Admitamos, por si hace falta, que conceder el
perdón al espectador que se evade de intervenir es más asequible que otorgarlo al agresor.
Salvo que haya sido condición necesaria y suficiente del daño cometido, intuímos que el temeroso consentimiento de quien
lo permite entraña menor perversión que la ejecución de quien lo comete. O tal vez será que nos
resultan más fáciles de comprender, y por tanto de disculpar, las debilidades
de quien se nos parece.
Aun
así, y para aplicar a nuestra principal figura lo que vale para el perpetrador,
notemos que son diversos el perdón del daño pasado y el perdón de un mal presente. Esta es una diferencia capital, la que marca la
dimensión temporal del daño. Pues parece más justificado solicitar (y menos
costoso conceder) el perdón para los autores y espectadores de un mal que tuvo
lugar en un brumoso pasado…, que solicitar y conceder ese perdón cuando la
tropelía está ocurriendo en el presente o se halla muy próxima en el tiempo. En
un caso, puesto que no se puede reparar ya el mal salvo simbólicamente, el
perdonar apenas tiene consecuencias prácticas; en el otro, como el pedir o el
otorgar ese perdón prolongaría ese mal, quien perdonara sería o un ingenuo o un
cómplice sobrevenido de los verdugos.
Conviene
no menos distinguir el perdón privado y
el perdón público. O, lo que es
igual, el perdón de una ofensa privada y otorgado así por uno mismo, y el
perdón por un daño público y en nombre de otros muchos. Sólo yo puedo perdonar
lo que tan sólo a mí me daña, pero no debo arrogarme competencia ni derecho
alguno para perdonar lo que tiene otros afectados. Cuando exhorta a poner la
otra mejilla, el Jesús del Evangelio se refiere a las ofensas que se cometen contra
mí, y me pide que no tome represalias, igual que también en el
Padrenuestro se solicita perdón para uno mismo porque sabemos perdonar a quien
nos ofende. No puede interpretarse que el fundador del cristianismo nos enseña
a perdonar a todo el mundo. En ningún pasaje se recoge que yo tenga que
perdonar las ofensas que otros han cometido contra los demás.
La
magnanimidad del perdón siempre estará en tensión con la necesidad estricta de
la justicia, y aquél tendrá que referirse por principio a ésta. Por eso mismo
debemos recelar de toda absolución fácil. Se ha dicho que el perdón fácil de
ciertos crímenes perpetúa la propia maldad que trata de aliviar. No vale un
perdón que venga de ese a quien nada le cuesta concederlo o, mejor aún, de
quien no se juega nada en esa concesión y sólo busca desentenderse cuanto antes
del problema y sus quebrantos.
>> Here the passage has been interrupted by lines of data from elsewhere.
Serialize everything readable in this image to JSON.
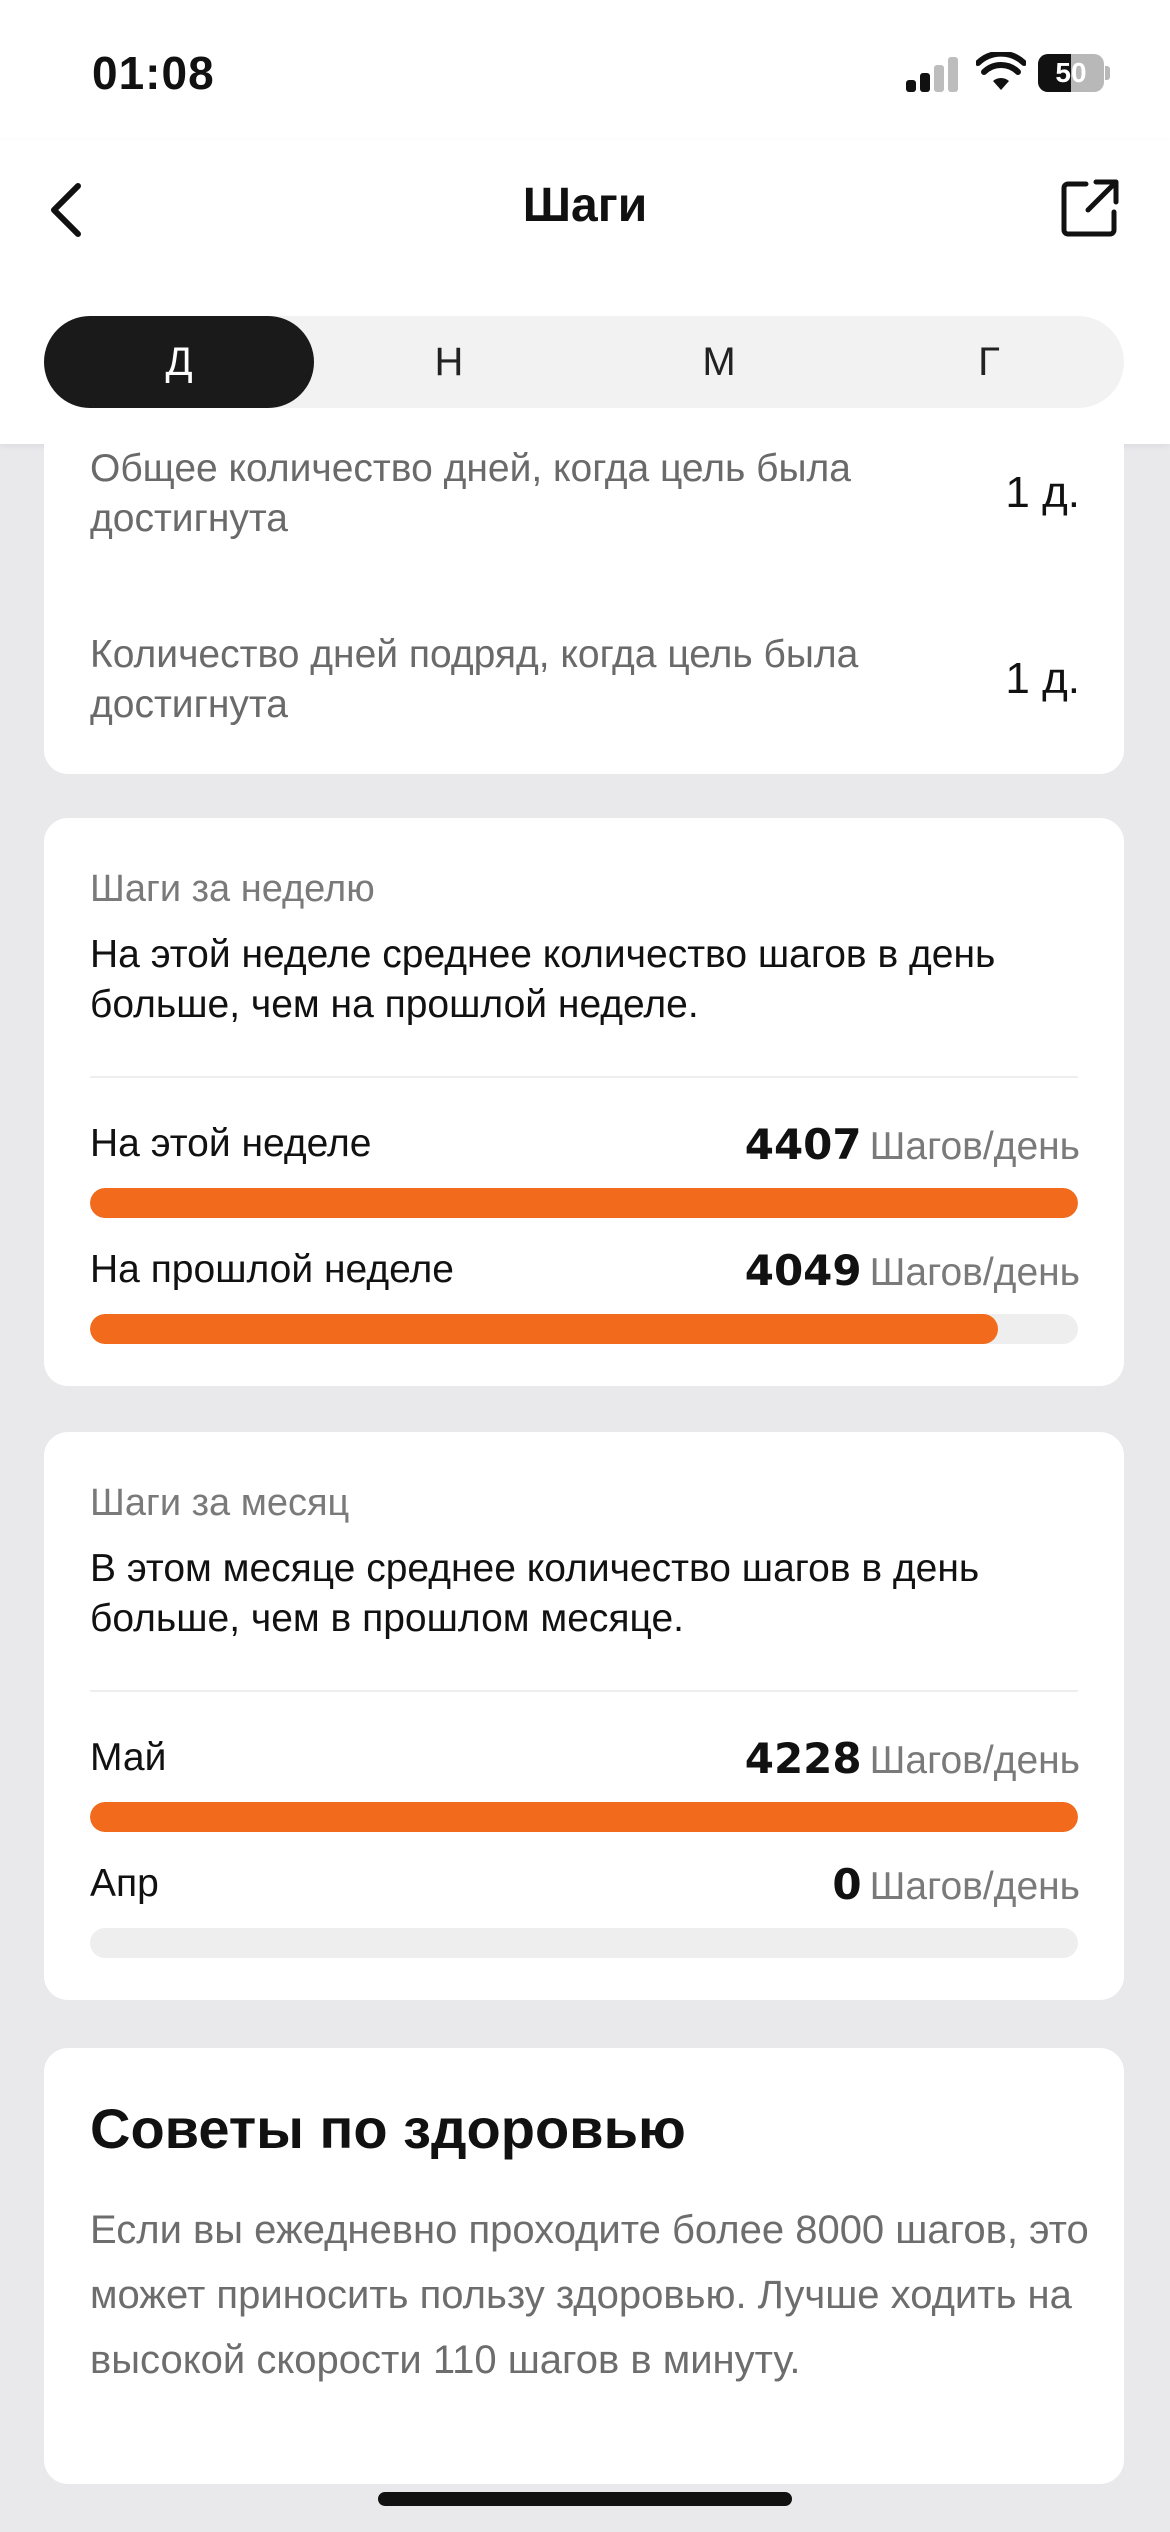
{
  "status_bar": {
    "time": "01:08",
    "battery": "50"
  },
  "header": {
    "title": "Шаги"
  },
  "tabs": [
    "Д",
    "Н",
    "М",
    "Г"
  ],
  "goal_stats": [
    {
      "label": "Общее количество дней, когда цель была достигнута",
      "value": "1 д."
    },
    {
      "label": "Количество дней подряд, когда цель была достигнута",
      "value": "1 д."
    }
  ],
  "weekly": {
    "caption": "Шаги за неделю",
    "description": "На этой неделе среднее количество шагов в день больше, чем на прошлой неделе.",
    "unit": "Шагов/день",
    "rows": [
      {
        "label": "На этой неделе",
        "value": "4407",
        "fraction": 1.0
      },
      {
        "label": "На прошлой неделе",
        "value": "4049",
        "fraction": 0.919
      }
    ]
  },
  "monthly": {
    "caption": "Шаги за месяц",
    "description": "В этом месяце среднее количество шагов в день больше, чем в прошлом месяце.",
    "unit": "Шагов/день",
    "rows": [
      {
        "label": "Май",
        "value": "4228",
        "fraction": 1.0
      },
      {
        "label": "Апр",
        "value": "0",
        "fraction": 0.0
      }
    ]
  },
  "tips": {
    "title": "Советы по здоровью",
    "text": "Если вы ежедневно проходите более 8000 шагов, это может приносить пользу здоровью. Лучше ходить на высокой скорости 110 шагов в минуту."
  },
  "colors": {
    "accent": "#f26a1b",
    "active_tab": "#1a1a1a",
    "track": "#eeeeee"
  },
  "icons": [
    "back-chevron-icon",
    "share-export-icon",
    "cellular-signal-icon",
    "wifi-icon",
    "battery-icon"
  ]
}
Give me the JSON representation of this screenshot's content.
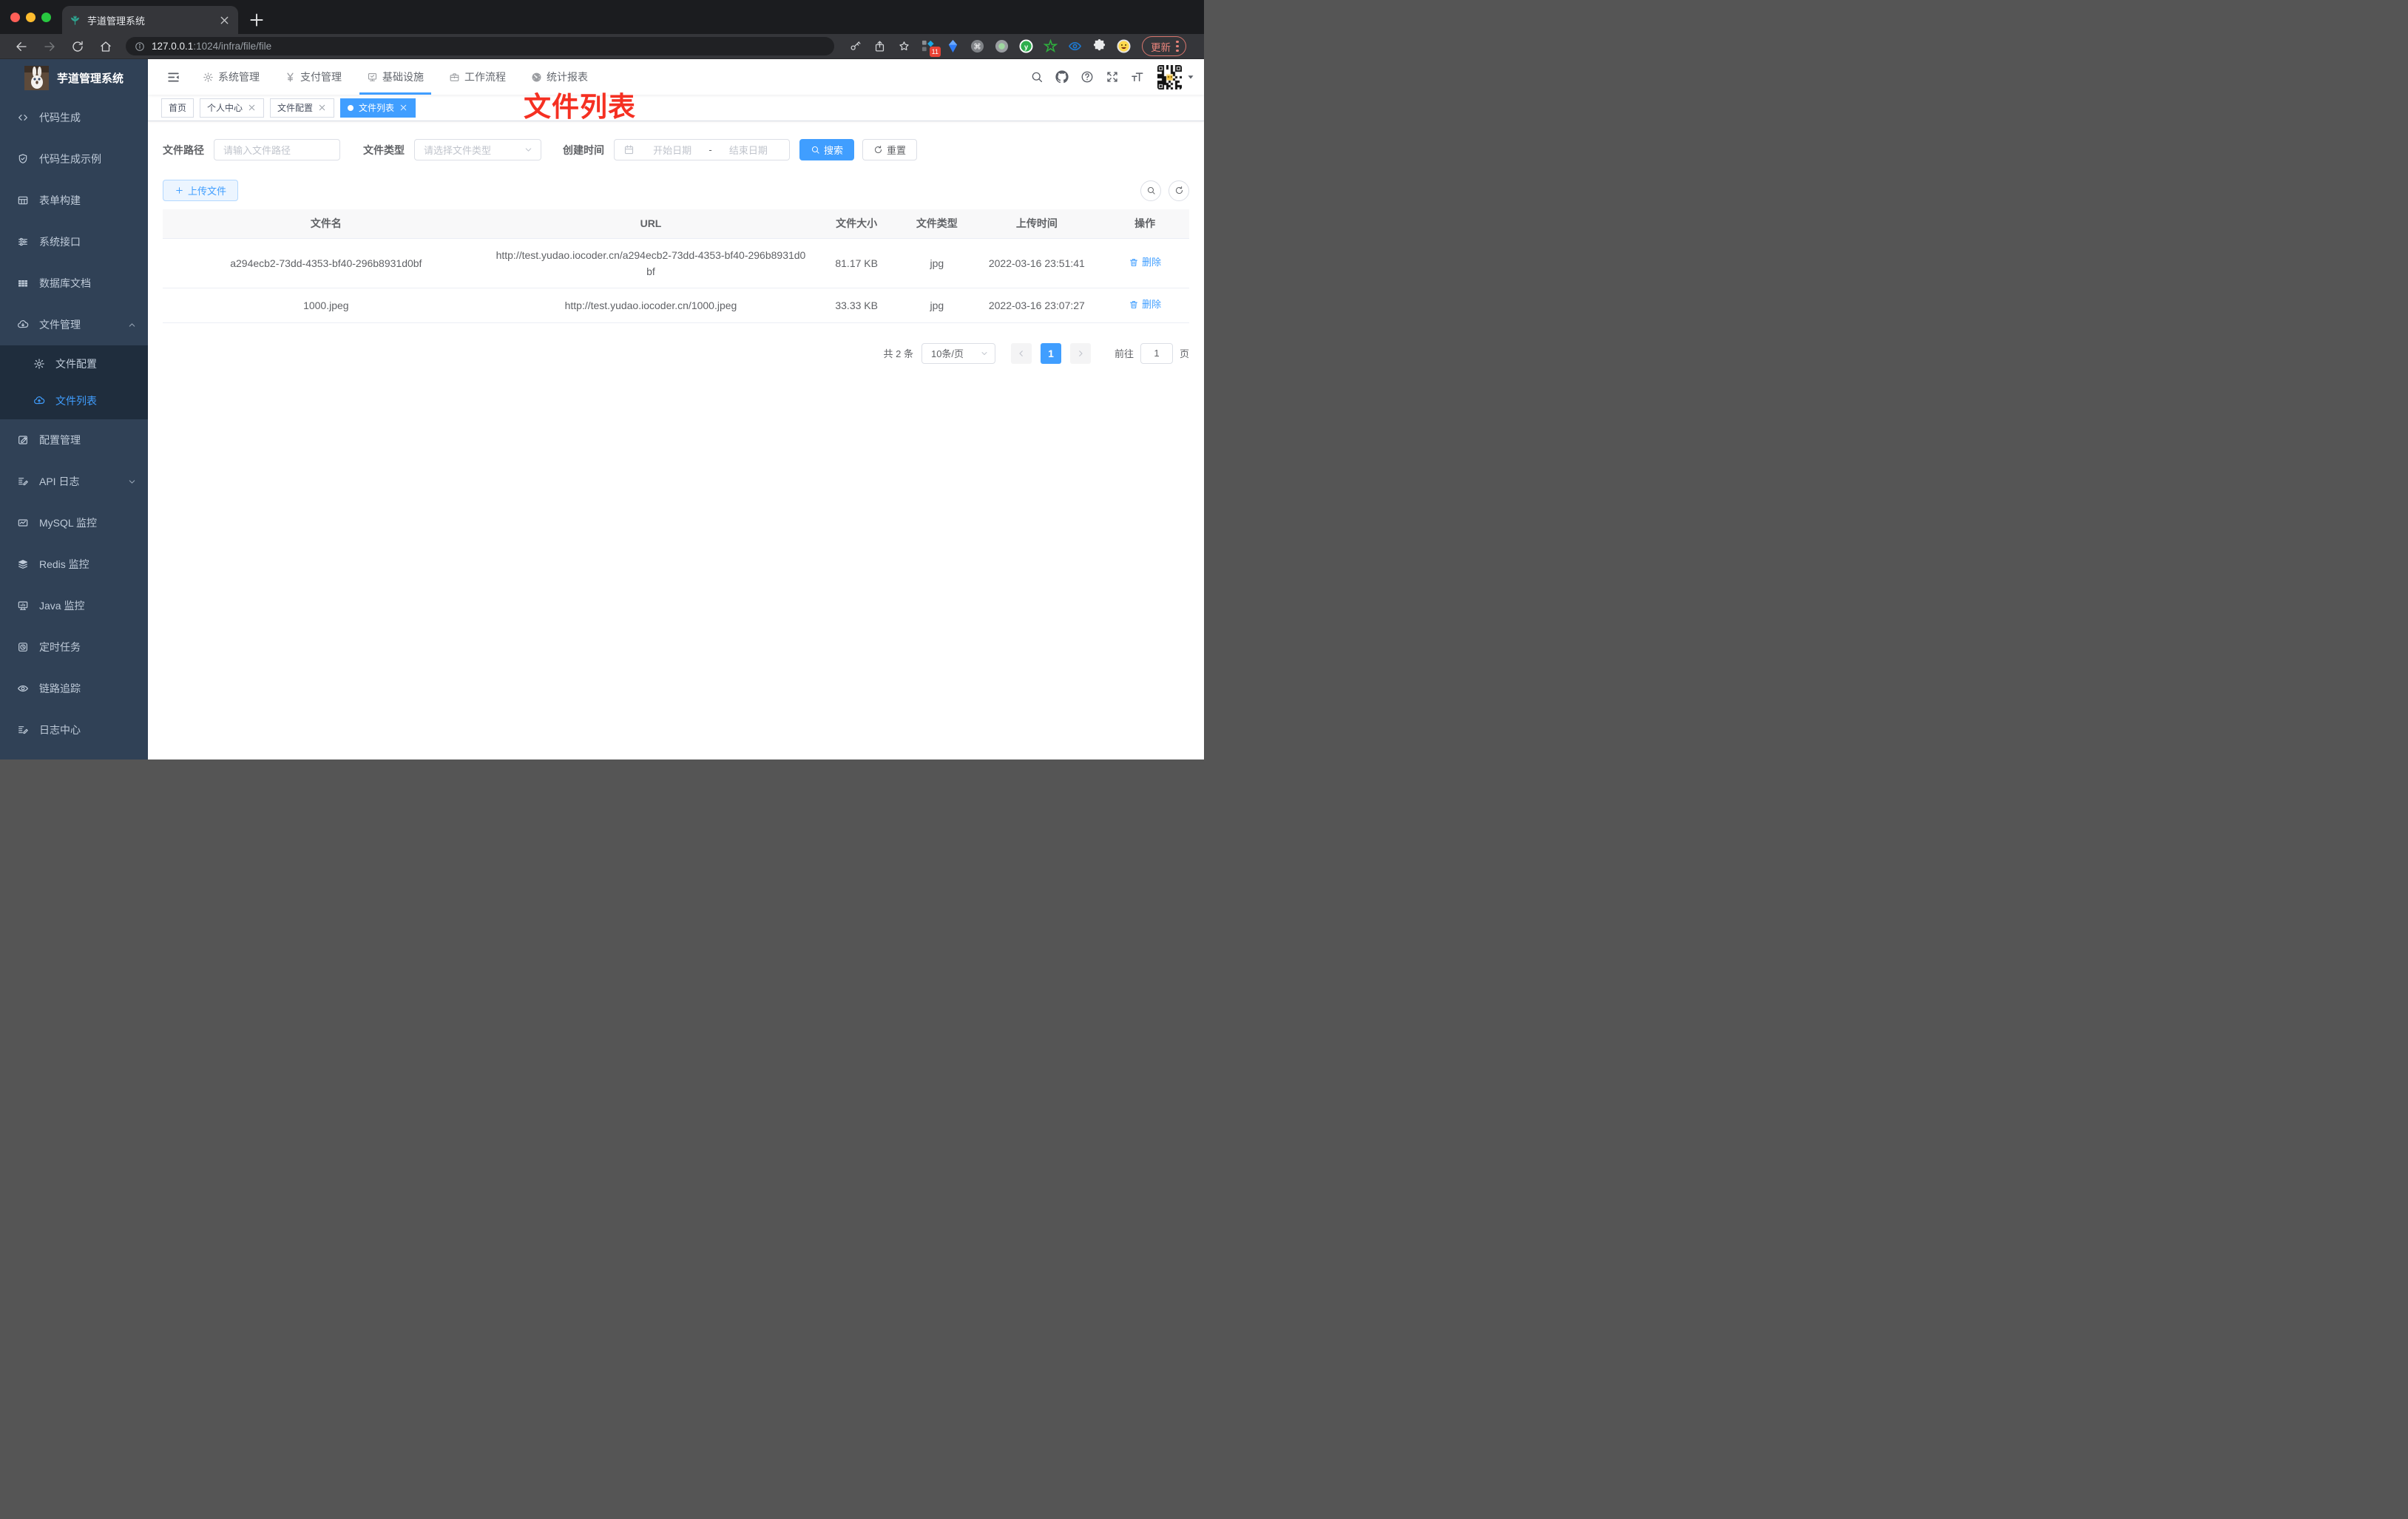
{
  "colors": {
    "accent": "#409eff",
    "annotation_red": "#f53022",
    "sidebar_bg": "#304156",
    "submenu_bg": "#1f2d3d"
  },
  "browser": {
    "tab_title": "芋道管理系统",
    "url_host": "127.0.0.1",
    "url_rest": ":1024/infra/file/file",
    "ext_badge": "11",
    "update_label": "更新"
  },
  "sidebar": {
    "title": "芋道管理系统",
    "items": [
      {
        "label": "代码生成",
        "icon": "code"
      },
      {
        "label": "代码生成示例",
        "icon": "shield"
      },
      {
        "label": "表单构建",
        "icon": "form"
      },
      {
        "label": "系统接口",
        "icon": "sliders"
      },
      {
        "label": "数据库文档",
        "icon": "dbgrid"
      },
      {
        "label": "文件管理",
        "icon": "cloud-down",
        "chevron": "chevron-up"
      },
      {
        "label": "文件配置",
        "icon": "gear",
        "sub": true
      },
      {
        "label": "文件列表",
        "icon": "cloud-up",
        "sub": true,
        "active": true
      },
      {
        "label": "配置管理",
        "icon": "edit"
      },
      {
        "label": "API 日志",
        "icon": "doc-edit",
        "chevron": "chevron-down"
      },
      {
        "label": "MySQL 监控",
        "icon": "chart"
      },
      {
        "label": "Redis 监控",
        "icon": "layers"
      },
      {
        "label": "Java 监控",
        "icon": "monitor"
      },
      {
        "label": "定时任务",
        "icon": "clock"
      },
      {
        "label": "链路追踪",
        "icon": "eye"
      },
      {
        "label": "日志中心",
        "icon": "doc-edit"
      }
    ]
  },
  "navbar": {
    "menus": [
      {
        "label": "系统管理",
        "icon": "gear"
      },
      {
        "label": "支付管理",
        "icon": "yen"
      },
      {
        "label": "基础设施",
        "icon": "monitor-check",
        "active": true
      },
      {
        "label": "工作流程",
        "icon": "briefcase"
      },
      {
        "label": "统计报表",
        "icon": "dashboard"
      }
    ]
  },
  "tags": [
    {
      "label": "首页"
    },
    {
      "label": "个人中心",
      "closable": true
    },
    {
      "label": "文件配置",
      "closable": true
    },
    {
      "label": "文件列表",
      "closable": true,
      "active": true
    }
  ],
  "annotation": "文件列表",
  "filters": {
    "path_label": "文件路径",
    "path_placeholder": "请输入文件路径",
    "type_label": "文件类型",
    "type_placeholder": "请选择文件类型",
    "time_label": "创建时间",
    "start_placeholder": "开始日期",
    "range_sep": "-",
    "end_placeholder": "结束日期",
    "search_label": "搜索",
    "reset_label": "重置"
  },
  "toolbar": {
    "upload_label": "上传文件"
  },
  "table": {
    "columns": [
      "文件名",
      "URL",
      "文件大小",
      "文件类型",
      "上传时间",
      "操作"
    ],
    "rows": [
      {
        "name": "a294ecb2-73dd-4353-bf40-296b8931d0bf",
        "url": "http://test.yudao.iocoder.cn/a294ecb2-73dd-4353-bf40-296b8931d0bf",
        "size": "81.17 KB",
        "type": "jpg",
        "time": "2022-03-16 23:51:41",
        "action": "删除"
      },
      {
        "name": "1000.jpeg",
        "url": "http://test.yudao.iocoder.cn/1000.jpeg",
        "size": "33.33 KB",
        "type": "jpg",
        "time": "2022-03-16 23:07:27",
        "action": "删除"
      }
    ]
  },
  "pagination": {
    "total": "共 2 条",
    "page_size": "10条/页",
    "current": "1",
    "goto_label": "前往",
    "goto_value": "1",
    "page_label": "页"
  }
}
Así como tampoco valdría un perdón que no
viniera después de la justicia, una vez atendidas las demandas de la ley penal
y los debidos requerimientos de las víctimas. Al fin y al cabo, nos recordará
Hannah Arendt, y puesto que nada nos libra del deber de juzgar, se habrá de
tener presente que «la justicia, que no la misericordia, es la finalidad
de todo juicio».
¿Pero acaso puede
merecerse un perdón que no presuponga la conciencia de culpa por parte de su
receptor? ¿Cabe perdonar a los que no piden perdón (y no quieren hacerse perdonar) y siguen por tanto
dispuestos a reincidir en su bárbara conducta? No lo parece: o bien sería un
perdón sin sentido, sin receptor al que llegue a afectar; o bien un doble
perdón, pues en tal caso se perdonaría tanto el crimen como esa falta de
arrepentimiento que revela la intención de volver a cometerlo. Habrá que
asegurarse de que el perdón no sea entendido por el criminal como un olvido de
lo ocurrido o como un salvoconducto para que vuelva a ocurrir. No se trata sólo
de una dificultad psicológica, sino conceptual. Ese perdón no tendría cabida ni
siquiera recluido en la intimidad de la conciencia. El propósito de santidad le
enaltece a uno, pero sería el colmo del abuso moral pretender imponerlo a los
demás; peor todavía cuando de ese rasgo de aparente benevolencia pudieran
seguirse efectos destructivos para otros.